Los cinco fantásticos
Nesbit era una gran partidaria de las aventuras sin salir de casa, pero tenía una imaginación desbordante que encontró en el género fantástico su mejor aliado. Tras los Bastable escribió la trilogía Psammead, compuesta por Cinco chicos y eso, The Phoenix and the Carpet e Historia de un amuleto. En efecto, los cinco niños son hermanos, y «eso» es el Psammead, un hado de las arenas con muy mal humor y la capacidad de conceder deseos. Por supuesto, todos los caprichos de los niños se tuercen y nada sale como esperan. En las secuelas viajan en el tiempo y en el espacio, con episodios tan memorables como el de la reina de Babilonia visitando el Museo Británico y exigiendo que devuelvan los tesoros egipcios.

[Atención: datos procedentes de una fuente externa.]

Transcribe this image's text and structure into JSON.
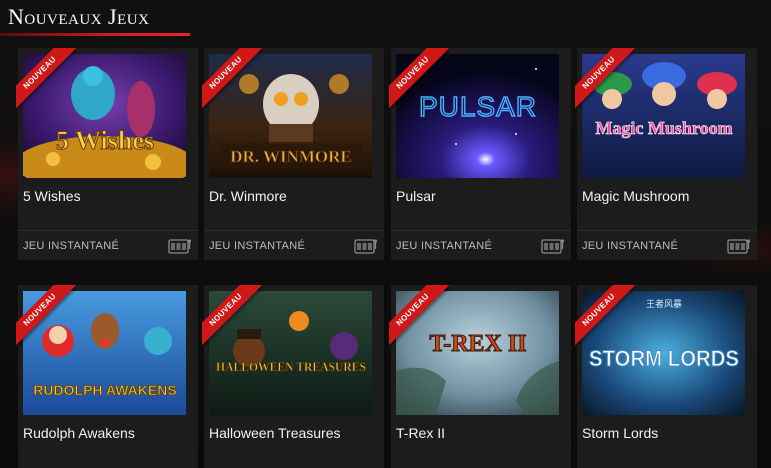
{
  "section": {
    "title": "Nouveaux Jeux"
  },
  "games": [
    {
      "name": "5 Wishes",
      "badge": "NOUVEAU",
      "type": "JEU INSTANTANÉ",
      "art_text": "5 Wishes",
      "icon": "slot-machine-icon",
      "colors": [
        "#3a1a6e",
        "#e0a020"
      ]
    },
    {
      "name": "Dr. Winmore",
      "badge": "NOUVEAU",
      "type": "JEU INSTANTANÉ",
      "art_text": "DR. WINMORE",
      "icon": "slot-machine-icon",
      "colors": [
        "#3b2410",
        "#e8a030"
      ]
    },
    {
      "name": "Pulsar",
      "badge": "NOUVEAU",
      "type": "JEU INSTANTANÉ",
      "art_text": "PULSAR",
      "icon": "slot-machine-icon",
      "colors": [
        "#0a0a2e",
        "#3a8cff"
      ]
    },
    {
      "name": "Magic Mushroom",
      "badge": "NOUVEAU",
      "type": "JEU INSTANTANÉ",
      "art_text": "Magic Mushroom",
      "icon": "slot-machine-icon",
      "colors": [
        "#1a2a6e",
        "#e03050"
      ]
    },
    {
      "name": "Rudolph Awakens",
      "badge": "NOUVEAU",
      "type": "",
      "art_text": "RUDOLPH AWAKENS",
      "icon": "",
      "colors": [
        "#2a70c8",
        "#f0c020"
      ]
    },
    {
      "name": "Halloween Treasures",
      "badge": "NOUVEAU",
      "type": "",
      "art_text": "HALLOWEEN TREASURES",
      "icon": "",
      "colors": [
        "#1c3a2a",
        "#f08a20"
      ]
    },
    {
      "name": "T-Rex II",
      "badge": "NOUVEAU",
      "type": "",
      "art_text": "T-REX II",
      "icon": "",
      "colors": [
        "#6f8fa0",
        "#d04818"
      ]
    },
    {
      "name": "Storm Lords",
      "badge": "NOUVEAU",
      "type": "",
      "art_text": "STORM LORDS",
      "art_subtext": "王者风暴",
      "icon": "",
      "colors": [
        "#1a4a7a",
        "#c8e8ff"
      ]
    }
  ]
}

El peligro de los deseos se retoma en la novela autoconclusiva El castillo encantado (1907). En ella, tres chicos exploran una fortaleza llena de magia. En esta ocasión el objeto encantado es un anillo que hace invisible a su portador. ¿Te suena familiar? Ya te advertimos que, sin saberlo, habías leído a la autora.
Dos años después, Nesbit desplaza la magia a otro escenario en La ciudad mágica, una historia independiente en la que el protagonista se introduce en su maqueta, que cobra vida.

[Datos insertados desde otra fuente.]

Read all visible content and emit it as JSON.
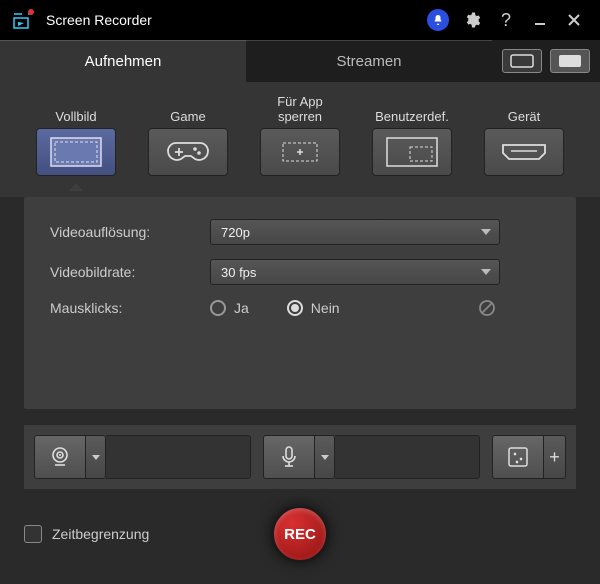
{
  "title": "Screen Recorder",
  "tabs": {
    "record": "Aufnehmen",
    "stream": "Streamen"
  },
  "modes": {
    "fullscreen": "Vollbild",
    "game": "Game",
    "lockapp": "Für App sperren",
    "custom": "Benutzerdef.",
    "device": "Gerät"
  },
  "settings": {
    "resolution_label": "Videoauflösung:",
    "resolution_value": "720p",
    "framerate_label": "Videobildrate:",
    "framerate_value": "30 fps",
    "clicks_label": "Mausklicks:",
    "clicks_yes": "Ja",
    "clicks_no": "Nein"
  },
  "bottom": {
    "timelimit": "Zeitbegrenzung",
    "rec": "REC"
  }
}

Resulta imposible abarcar la totalidad de la obra de E. Nesbit: publicó más de sesenta composiciones entre poesías, novelas adultas, juveniles e infantiles, ensayo y cuentos (El último dragón y otros cuentos es una recopilación en castellano de los más fantásticos). Incluso cuenta con su propia autobiografía, Long Ago When I Was Young. Más allá de nuestro pequeño juego, nosotros te recomendamos que te asomes a alguno de sus textos para leerla de primera mano, que es como más se disfruta. Y ahora sí, ha llegado el momento de desvelar los nombres con mayúsculas que deben una carrera a la madre de la literatura infantil y juvenil fantástica.
Las letras como legado
En vida, Edith fue una mujer «disfrutona»: cuando las ventas de los libros iban bien, no desaprovechaba una oportunidad para agasajar a sus amigos con una fiesta. Entre sus allegados se encontraban autores como H. G. Wells (La guerra de los mundos, La máquina del tiempo), con quien más tarde tuvo un rifirrafe, y el ya mencionado Bernard Shaw. Era leída y admirada entre sus coetáneos.

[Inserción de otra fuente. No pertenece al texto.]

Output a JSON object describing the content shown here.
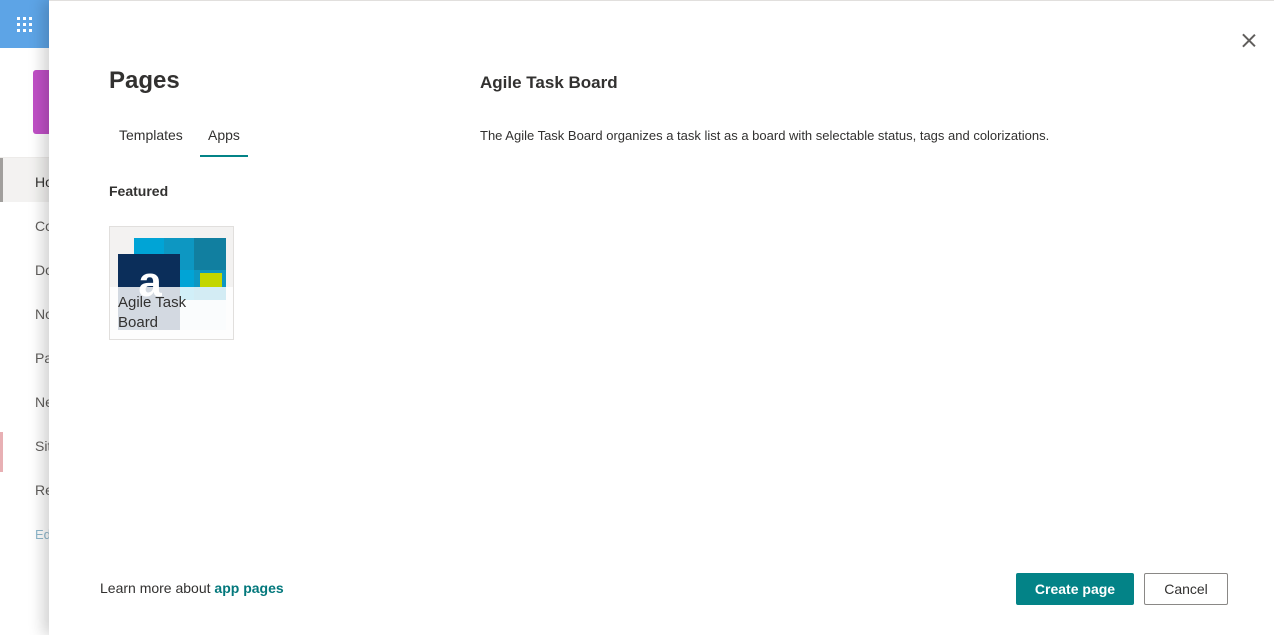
{
  "background_site": {
    "nav_items": [
      {
        "label": "Ho"
      },
      {
        "label": "Co"
      },
      {
        "label": "Do"
      },
      {
        "label": "No"
      },
      {
        "label": "Pa"
      },
      {
        "label": "Ne"
      },
      {
        "label": "Sit"
      },
      {
        "label": "Re"
      },
      {
        "label": "Ed"
      }
    ]
  },
  "panel": {
    "title": "Pages",
    "tabs": [
      {
        "label": "Templates",
        "selected": false
      },
      {
        "label": "Apps",
        "selected": true
      }
    ],
    "section_label": "Featured",
    "apps": [
      {
        "name": "Agile Task Board",
        "thumbnail_letter": "a",
        "selected": true
      }
    ],
    "detail": {
      "title": "Agile Task Board",
      "description": "The Agile Task Board organizes a task list as a board with selectable status, tags and colorizations."
    },
    "footer": {
      "learn_more_prefix": "Learn more about",
      "learn_more_link": "app pages",
      "create_label": "Create page",
      "cancel_label": "Cancel"
    }
  },
  "colors": {
    "accent": "#038387",
    "waffle_bar": "#5da4e6",
    "site_logo": "#c050c7"
  }
}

Las generaciones futuras no se quedaron atrás: varias remesas de autores de la talla más alta, que cambiarían la historia de la fantasía y la literatura juvenil, crecieron leyéndola. Quizá el homenaje más explícito sea el de C. S. Lewis, que siempre reconoció su devoción y deuda con la autora. El sobrino del mago, primer volumen de Las Crónicas de Narnia, comienza así: «...en aquellos tiempos Sherlock Holmes vivía aún en la calle Baker y los Bastable buscaban tesoros en Lewisham Road». Otros guiños, como los anillos mágicos o la puerta a otros mundos en el armario, evocan también a retazos de las historias de Nesbit.
Entre los autores que han expresado admiración por Nesbit se encuentran sus compatriotas Diana Wyne Jones (El castillo ambulante); Neil Gaiman, quien incluyó un relato suyo en el recopilatorio Criaturas fantásticas; P. L. Travers (Mary Poppins); o J. K. Rowling (Harry Potter), quien declaró sentirse identificada con ella más que con cualquier escritor. Otros autores llevaron su amor más allá, como Noel Streatfeild (Las zapatillas de ballet), que escribió la biografía titulada Magic and the Magician, o la prolífica Jacqueline Wilson, que además de ser la presidenta de la sociedad Edith Nesbit, escribió Four Children and It, una novela que homenajea el clásico.
La repercusión literaria de Nesbit parece tan inabarcable como su propia obra. Y es que, al despertar la imaginación de tantos escritores, su legado se extiende en infinitas direcciones. En la cultura popular encontramos numerosas adaptaciones de sus historias, en formato audiovisual o escrito —la película más reciente es de este mismo 2020— y en las calles de Londres y Kent se señalizan enclaves tan importantes como su casa, el paseo Railway Children o los jardines de Edith Nesbit. De algún modo, Edith sigue viva en su valorada comarca, y también en la literatura, porque hasta más de cien años después su obra nunca ha dejado de imprimirse en Reino Unido.
En paz
En 1914 estallaba la Primera Guerra Mundial y, a la par, fallecía su marido Hubert. Reponerse le llevó un tiempo, pero recuperó la paz a las afueras de su adorado Kent. Allí vivió con su segundo marido, Thomas Tucker, con quien tuvo una relación de gran afecto hasta su fallecimiento en 1924. Él la sobrevivió y se encargó de grabar la inscripción en su sepultura, que hoy permanece en el cementerio de St. Mary in the Marsh.
Nesbit, tan única como las historias que inventaba, supo trasladar su temor y pasión hacia la vida en todo lo que hacía: quienes la conocieron la recordaban como una mujer imponente y atlética, peculiar en sus apariencia (se cortaba el pelo al estilo masculino, fumaba sin parar y cubría sus brazos de pulseras) y lúcida en sus ideas. Se adelantó a su tiempo con unas creencias humanistas y ecológicas a la orden del día, pero, sin duda, lo que perdurará por siempre fue su tino al dirigirse a los jóvenes desde la autenticidad y la autoconsciencia. Se dice que no le gustaban especialmente los niños, y por eso era capaz de reflejarlos como son, sin idealizarnos ni menospreciarlos; para ella eran iguales que los adultos, pero con los hándicaps de una minoría oprimida, que tenía la comunión como única opción de supervivencia. En sus propias palabras, recuerda: «de pequeña solía rezar entre lágrimas pidiendo que, cuando me tocara crecer, jamás olvidase lo que pensé, sentí y sufrí en aquel entonces». Y, en las palabras del narrador misterioso, que todo este tiempo no fue Oswald Barnable, sino ella: «siempre he pensado que si las personas que escriben libros para niños les conocieran un poquito más, todo sería mucho mejor».